Credit: NASA, ESA, R. Windhorst, S. Cohen, and M. Mechtley (Arizona State University, Tempe), R. O'Connell (University of Virginia), P. McCarthy (Carnegie Observatories), N. Hathi (University of California, Riverside), R. Ryan (University of California, Davis), and H. Yan (Ohio State University). Photo No. STScI-PRC10-01.
A panoramic, full-colour view of thousands of galaxies in various stages of assembly has been taken by NASA’s Hubble Space Telescope. The image, which was made from mosaics taken in September and October 2009, were taken by the newly installed Wide Field Camera 3 (WFC3) that ePHOTOzine reported on
and in 2004 by the Advanced Camera for Surveys (ACS).
The image combines a broad range of colours, from the ultraviolet to the near-infrared to create a detailed, multi-colour view of the universe that has never before been assembled at such a level of clarity, accuracy, and depth.

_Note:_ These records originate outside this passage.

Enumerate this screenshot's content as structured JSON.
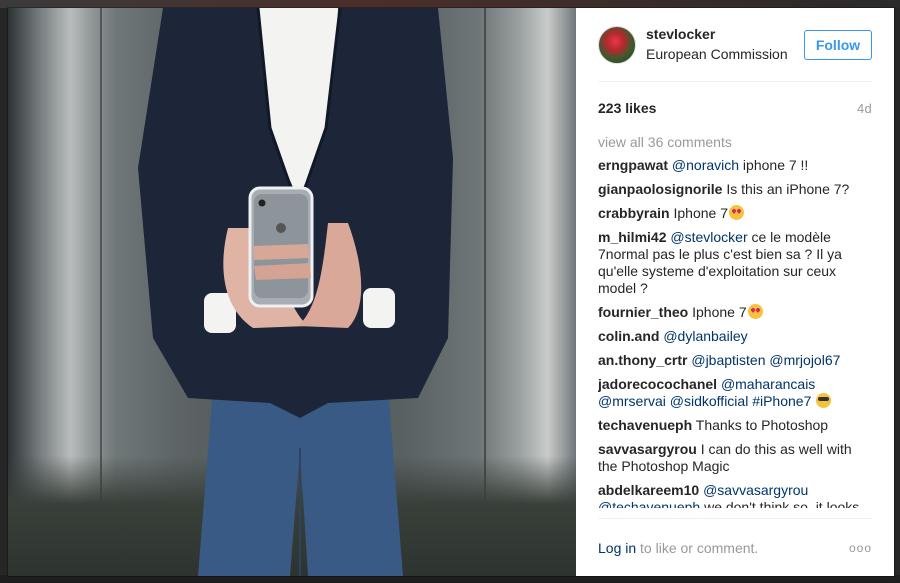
{
  "post": {
    "username": "stevlocker",
    "location": "European Commission",
    "follow_label": "Follow",
    "likes": "223 likes",
    "time_ago": "4d",
    "view_all": "view all 36 comments"
  },
  "comments": [
    {
      "author": "erngpawat",
      "mention": "@noravich",
      "text": " iphone 7 !!"
    },
    {
      "author": "gianpaolosignorile",
      "mention": "",
      "text": " Is this an iPhone 7?"
    },
    {
      "author": "crabbyrain",
      "mention": "",
      "text": " Iphone 7",
      "emoji": "heart-eyes"
    },
    {
      "author": "m_hilmi42",
      "mention": "@stevlocker",
      "text": " ce le modèle 7normal pas le plus c'est bien sa ? Il ya qu'elle systeme d'exploitation sur ceux model ?"
    },
    {
      "author": "fournier_theo",
      "mention": "",
      "text": " Iphone 7",
      "emoji": "heart-eyes"
    },
    {
      "author": "colin.and",
      "mention": "@dylanbailey",
      "text": ""
    },
    {
      "author": "an.thony_crtr",
      "mention": "@jbaptisten @mrjojol67",
      "text": ""
    },
    {
      "author": "jadorecocochanel",
      "mention": "@maharancais @mrservai @sidkofficial #iPhone7",
      "text": " ",
      "emoji": "cool"
    },
    {
      "author": "techavenueph",
      "mention": "",
      "text": " Thanks to Photoshop"
    },
    {
      "author": "savvasargyrou",
      "mention": "",
      "text": " I can do this as well with the Photoshop Magic"
    },
    {
      "author": "abdelkareem10",
      "mention": "@savvasargyrou @techavenueph",
      "text": " we don't think so. it looks"
    }
  ],
  "footer": {
    "login_link": "Log in",
    "login_rest": " to like or comment.",
    "more_icon": "ooo"
  },
  "colors": {
    "link": "#003569",
    "follow_blue": "#3897f0",
    "muted": "#999999"
  },
  "icons": [
    "avatar",
    "more-options-icon",
    "heart-eyes-emoji",
    "cool-emoji"
  ]
}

There’s 7,500 galaxies present in the image which stretch back through most of the universe’s history with the farthest galaxies appearing as they’d have looked more than 13 billion years ago, or roughly 650 million years after the Big Bang.
The WFC3 is the first imaging platform on Hubble to be able to see images across the ultraviolet and infra-red as well as visible wavebands.